Despite the new rate estimations are between 1.0-1.5 ×10-3 , as Dr. Rambaut observed before, the interval spans more than an order of magnitude. Therefore, I assume that these sequences have poor temporary structure. On the other hand, I wonder if anyone knows which are the ancestral lineages of the recombinant strains characterized by Faye et al. (2014). I could not find this in that paper.
Below I place the Table with the clock estimates and the ML ZIKVCOMPLETE E gene tree.

Best,
Daiana

system · February 10, 2016, 3:28am

Thanks Daiana, that’s useful. As I said, I do worry about the integrity of the Faye et al. data. In addition, there are some Senegalese sequences from the 2000s that are very close to Uganda 1947. I’m sure this is not correct either.
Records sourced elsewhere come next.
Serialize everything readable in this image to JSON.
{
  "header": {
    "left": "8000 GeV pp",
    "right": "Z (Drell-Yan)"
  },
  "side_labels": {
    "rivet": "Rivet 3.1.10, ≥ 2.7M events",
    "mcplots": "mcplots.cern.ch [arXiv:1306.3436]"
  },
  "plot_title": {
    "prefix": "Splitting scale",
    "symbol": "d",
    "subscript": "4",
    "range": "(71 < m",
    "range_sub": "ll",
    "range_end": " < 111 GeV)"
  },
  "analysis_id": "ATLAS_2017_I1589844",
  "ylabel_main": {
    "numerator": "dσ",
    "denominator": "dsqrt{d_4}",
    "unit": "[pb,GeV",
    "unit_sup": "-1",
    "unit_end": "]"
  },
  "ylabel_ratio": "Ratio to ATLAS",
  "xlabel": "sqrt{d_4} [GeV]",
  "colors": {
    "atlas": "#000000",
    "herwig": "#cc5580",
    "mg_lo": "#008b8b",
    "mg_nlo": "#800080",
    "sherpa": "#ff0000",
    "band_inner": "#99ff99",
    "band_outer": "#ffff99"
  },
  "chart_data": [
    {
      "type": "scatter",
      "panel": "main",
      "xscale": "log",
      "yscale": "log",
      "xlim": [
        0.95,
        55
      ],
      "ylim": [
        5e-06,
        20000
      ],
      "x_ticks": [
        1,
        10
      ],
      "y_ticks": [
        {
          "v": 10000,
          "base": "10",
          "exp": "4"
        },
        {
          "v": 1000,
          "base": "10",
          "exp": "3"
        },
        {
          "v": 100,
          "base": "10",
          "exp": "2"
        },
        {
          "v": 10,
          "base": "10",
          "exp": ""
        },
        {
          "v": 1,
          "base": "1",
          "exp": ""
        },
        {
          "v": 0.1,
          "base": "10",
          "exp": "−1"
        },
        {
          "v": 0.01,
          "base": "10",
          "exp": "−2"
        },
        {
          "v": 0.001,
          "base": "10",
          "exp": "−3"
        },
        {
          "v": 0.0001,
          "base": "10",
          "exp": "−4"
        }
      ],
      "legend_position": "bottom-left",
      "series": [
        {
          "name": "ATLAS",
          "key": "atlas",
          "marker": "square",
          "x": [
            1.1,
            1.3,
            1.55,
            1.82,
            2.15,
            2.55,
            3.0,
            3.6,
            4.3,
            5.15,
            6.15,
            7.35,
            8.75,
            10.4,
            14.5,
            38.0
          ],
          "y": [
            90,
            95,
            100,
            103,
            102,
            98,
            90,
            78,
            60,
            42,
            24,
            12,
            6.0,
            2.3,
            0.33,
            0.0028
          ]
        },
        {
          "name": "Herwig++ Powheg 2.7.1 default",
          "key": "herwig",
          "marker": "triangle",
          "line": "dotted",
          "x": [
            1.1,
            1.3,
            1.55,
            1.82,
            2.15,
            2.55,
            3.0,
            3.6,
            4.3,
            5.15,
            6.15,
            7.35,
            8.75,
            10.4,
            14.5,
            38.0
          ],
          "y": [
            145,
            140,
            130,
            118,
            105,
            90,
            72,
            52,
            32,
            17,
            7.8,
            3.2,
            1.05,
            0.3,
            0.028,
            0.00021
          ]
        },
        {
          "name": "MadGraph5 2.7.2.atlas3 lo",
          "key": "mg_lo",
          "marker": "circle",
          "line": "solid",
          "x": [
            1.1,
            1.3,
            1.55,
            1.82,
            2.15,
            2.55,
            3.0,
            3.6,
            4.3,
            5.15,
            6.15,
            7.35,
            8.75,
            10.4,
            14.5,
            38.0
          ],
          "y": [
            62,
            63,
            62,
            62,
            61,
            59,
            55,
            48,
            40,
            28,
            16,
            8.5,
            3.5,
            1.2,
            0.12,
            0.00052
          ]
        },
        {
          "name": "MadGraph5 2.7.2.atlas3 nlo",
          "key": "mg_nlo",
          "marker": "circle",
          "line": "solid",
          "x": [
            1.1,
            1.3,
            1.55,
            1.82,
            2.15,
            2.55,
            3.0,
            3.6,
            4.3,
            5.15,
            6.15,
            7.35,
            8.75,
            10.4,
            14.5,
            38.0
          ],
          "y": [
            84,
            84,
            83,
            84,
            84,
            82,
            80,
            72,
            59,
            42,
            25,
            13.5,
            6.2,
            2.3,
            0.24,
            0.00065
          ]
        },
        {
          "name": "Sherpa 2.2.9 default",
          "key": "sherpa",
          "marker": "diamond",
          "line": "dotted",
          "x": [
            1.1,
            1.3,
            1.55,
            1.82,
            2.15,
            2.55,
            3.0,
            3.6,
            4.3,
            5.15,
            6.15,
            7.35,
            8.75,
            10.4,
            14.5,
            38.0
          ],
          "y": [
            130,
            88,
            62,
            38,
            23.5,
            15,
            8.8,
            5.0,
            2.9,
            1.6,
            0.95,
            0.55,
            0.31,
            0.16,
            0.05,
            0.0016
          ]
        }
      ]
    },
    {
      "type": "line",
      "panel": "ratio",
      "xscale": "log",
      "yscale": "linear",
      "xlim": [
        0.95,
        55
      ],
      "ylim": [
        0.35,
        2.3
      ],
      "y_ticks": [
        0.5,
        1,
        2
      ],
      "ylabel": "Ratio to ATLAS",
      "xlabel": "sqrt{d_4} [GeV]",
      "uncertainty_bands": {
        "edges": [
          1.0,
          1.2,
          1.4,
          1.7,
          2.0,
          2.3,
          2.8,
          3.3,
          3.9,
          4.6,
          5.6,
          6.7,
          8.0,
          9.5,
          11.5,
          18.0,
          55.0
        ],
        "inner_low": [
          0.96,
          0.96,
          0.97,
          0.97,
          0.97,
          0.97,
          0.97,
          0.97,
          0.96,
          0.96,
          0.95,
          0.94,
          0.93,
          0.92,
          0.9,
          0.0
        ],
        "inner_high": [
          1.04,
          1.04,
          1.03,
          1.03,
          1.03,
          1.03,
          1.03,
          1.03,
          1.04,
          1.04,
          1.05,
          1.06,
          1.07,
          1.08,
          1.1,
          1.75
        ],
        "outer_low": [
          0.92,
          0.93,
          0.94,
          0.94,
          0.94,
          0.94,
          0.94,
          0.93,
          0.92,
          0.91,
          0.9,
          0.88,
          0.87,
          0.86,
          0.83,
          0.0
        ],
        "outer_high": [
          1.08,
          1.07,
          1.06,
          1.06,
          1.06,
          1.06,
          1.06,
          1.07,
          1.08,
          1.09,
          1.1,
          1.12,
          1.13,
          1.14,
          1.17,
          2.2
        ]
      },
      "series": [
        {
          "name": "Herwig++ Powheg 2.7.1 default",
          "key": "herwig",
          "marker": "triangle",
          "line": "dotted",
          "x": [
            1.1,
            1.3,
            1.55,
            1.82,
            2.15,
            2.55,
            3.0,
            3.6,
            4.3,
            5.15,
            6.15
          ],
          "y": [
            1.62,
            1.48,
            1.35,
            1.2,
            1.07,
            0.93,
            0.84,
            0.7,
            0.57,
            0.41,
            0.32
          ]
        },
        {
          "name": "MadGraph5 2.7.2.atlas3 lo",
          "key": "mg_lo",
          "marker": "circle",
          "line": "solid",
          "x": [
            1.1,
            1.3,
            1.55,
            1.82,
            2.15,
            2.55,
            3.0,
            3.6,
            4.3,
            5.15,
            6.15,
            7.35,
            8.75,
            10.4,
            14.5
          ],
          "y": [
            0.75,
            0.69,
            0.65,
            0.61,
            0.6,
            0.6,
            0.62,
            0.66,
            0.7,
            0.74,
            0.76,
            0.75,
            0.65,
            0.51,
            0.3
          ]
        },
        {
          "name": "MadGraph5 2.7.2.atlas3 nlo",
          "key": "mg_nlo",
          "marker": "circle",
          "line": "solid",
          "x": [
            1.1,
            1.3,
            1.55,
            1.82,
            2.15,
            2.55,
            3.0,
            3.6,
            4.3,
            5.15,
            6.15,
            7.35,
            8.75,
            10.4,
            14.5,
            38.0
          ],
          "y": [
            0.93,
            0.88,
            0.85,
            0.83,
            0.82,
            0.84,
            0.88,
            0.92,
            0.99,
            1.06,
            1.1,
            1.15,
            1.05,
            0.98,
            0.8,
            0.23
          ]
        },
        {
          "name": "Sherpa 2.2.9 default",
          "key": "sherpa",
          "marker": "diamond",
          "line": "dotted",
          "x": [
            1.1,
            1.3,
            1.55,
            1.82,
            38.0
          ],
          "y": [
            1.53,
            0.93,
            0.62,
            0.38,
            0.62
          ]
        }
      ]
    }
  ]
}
arambaut · February 10, 2016, 6:53am

I agree with Eddie - if you want a good, reliable, rate for the Americas outbreak, wait for more data from the outbreak. For the sylvatic virus in Africa then sampling over similar timescales would be good. It would be great to have genomes from the old viruses but relies on someone having a sample in the freezer somewhere.

gbellobr · February 10, 2016, 11:11am

One Senegalese sequence from 2001 is really very close to the prototype Uganda 1947, as well as two sequences from the Ivory Coast from 1996 and 1999. Maybe the problem is the prototype strain that accumulates many mutations as consequence of multiple passages. If that was the case, however, we should assume that was a convergent evolution with some of the recent African sequences isolated 50 years later. We can remove that Ugandan prototype sequence and estimate the molecular clock again. But if the problem is the integrity of the Faye et al data there is not much that we can do.

There is a way to calibrate the ZIKV molecular clock with human sequences while minimizing the potential problem of deleterious mutations at the terminal branches? Maybe only considering mutations at the internal branches of the tree?